As you probably guessed, I'm with the majority on rule zero.  It's not only a good thing, it's required if one desires to consistently run good sessions.

Let's look at the first one.  The boss has to be given the opportunity to be the boss.  Whoever's in charge, he's got to have the authority to do what needs to be done, and is considered to be "the final arbiter of the rules," as Gary Gygax wrote.

To me, it would be like managing a store with the store's employees on equal footing, dictating store policy to the manager.  That's about as helpful to the manager as having the store's owner constantly over his shoulder, telling the manager what he can and can't do with his store.

Game Mastering is a lot of work.  It takes time, energy, and skill.  Granted, not everyone is awesome at it, but that doesn't mean that all GMs must submit to a particular style, constant debate, or decisions brought before some kind of player council and possibly overruled.  Personally, I will not run the game if I'm forced to GM a certain way - unless you're paying me, and even then, I can't say for sure.
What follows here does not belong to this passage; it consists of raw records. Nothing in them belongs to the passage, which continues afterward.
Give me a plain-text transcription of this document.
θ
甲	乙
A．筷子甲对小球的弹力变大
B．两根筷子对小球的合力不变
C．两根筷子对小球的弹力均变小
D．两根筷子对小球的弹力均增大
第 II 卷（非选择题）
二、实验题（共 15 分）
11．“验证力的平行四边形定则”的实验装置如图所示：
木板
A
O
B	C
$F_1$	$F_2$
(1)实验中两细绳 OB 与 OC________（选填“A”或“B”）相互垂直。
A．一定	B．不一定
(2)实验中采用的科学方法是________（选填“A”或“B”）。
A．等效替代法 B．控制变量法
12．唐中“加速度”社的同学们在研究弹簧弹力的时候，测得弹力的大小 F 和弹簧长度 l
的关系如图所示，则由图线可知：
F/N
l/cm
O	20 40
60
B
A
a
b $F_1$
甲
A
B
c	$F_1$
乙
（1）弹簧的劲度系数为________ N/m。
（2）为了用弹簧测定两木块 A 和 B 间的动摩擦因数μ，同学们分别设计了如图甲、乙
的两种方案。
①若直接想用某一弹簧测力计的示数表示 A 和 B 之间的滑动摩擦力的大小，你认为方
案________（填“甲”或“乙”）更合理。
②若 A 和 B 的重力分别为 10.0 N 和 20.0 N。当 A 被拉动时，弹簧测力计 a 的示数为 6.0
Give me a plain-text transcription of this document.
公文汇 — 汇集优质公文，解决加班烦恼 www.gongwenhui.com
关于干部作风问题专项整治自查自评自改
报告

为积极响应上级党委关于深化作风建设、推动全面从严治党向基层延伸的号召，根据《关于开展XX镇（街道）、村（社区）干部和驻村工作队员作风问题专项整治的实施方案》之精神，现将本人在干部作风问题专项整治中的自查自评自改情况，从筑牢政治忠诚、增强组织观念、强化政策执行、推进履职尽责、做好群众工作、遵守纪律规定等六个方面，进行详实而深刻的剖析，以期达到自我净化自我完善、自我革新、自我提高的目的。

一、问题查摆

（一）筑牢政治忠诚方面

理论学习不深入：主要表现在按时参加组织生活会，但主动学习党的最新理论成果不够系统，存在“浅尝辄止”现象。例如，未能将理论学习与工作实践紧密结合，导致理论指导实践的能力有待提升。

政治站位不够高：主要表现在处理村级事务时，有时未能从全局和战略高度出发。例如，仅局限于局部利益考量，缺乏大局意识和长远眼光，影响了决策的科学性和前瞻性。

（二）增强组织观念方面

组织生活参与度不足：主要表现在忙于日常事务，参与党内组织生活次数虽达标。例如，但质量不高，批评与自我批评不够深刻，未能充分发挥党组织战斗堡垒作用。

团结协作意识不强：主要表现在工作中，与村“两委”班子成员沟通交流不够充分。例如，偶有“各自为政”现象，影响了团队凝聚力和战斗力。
Obviously, if the GM is either a total asshole or on a massive power trip, he doesn't deserve great players.  Flagrant abuse should not be tolerated.  You'll know it when you see it - the GM has to invoke rule zero several times per session, every session either because there's no consistency whatsoever or he has absolutely no interest in allowing the game to evolve organically.  Plus, you know, ego-maniacal jerk wad.

When it comes to house-rules, rule zero is not an excuse for game designers to be lazy or for a game's audience to accept a faulty system.  On the other hand, no RPG book is ever perfect enough to accommodate 100% of those using it to play the game.  Altered rules aren't an admission that a game is broken or the table isn't capable of understanding the designer's intent.

In fact, RPGs were made to change over time, to suit the idiosyncrasies and whims of those playing them.  The way an RPG is played depends on a dozen factors, and their open-ended nature is the best feature.  As a frequent GM, I like to be surprised, too.  And I like to surprise myself, the players, and those fucking dice.  That's why I allow myself the possibility for ignoring the dice.  Nothing is off the table.

Don't like how your GM is running the game?  Run your own game.  That's how many of us got started.  If you want to be hamstrung with red tape, bureaucracy, demanding players, and a lot of armchair theorizing on what constitutes acceptable GMing protocol, then by all means.  Have at it, hoss!

If you've got something more to say about "fudging," do it on the other blog post.  If you want to discuss rule zero, go right ahead.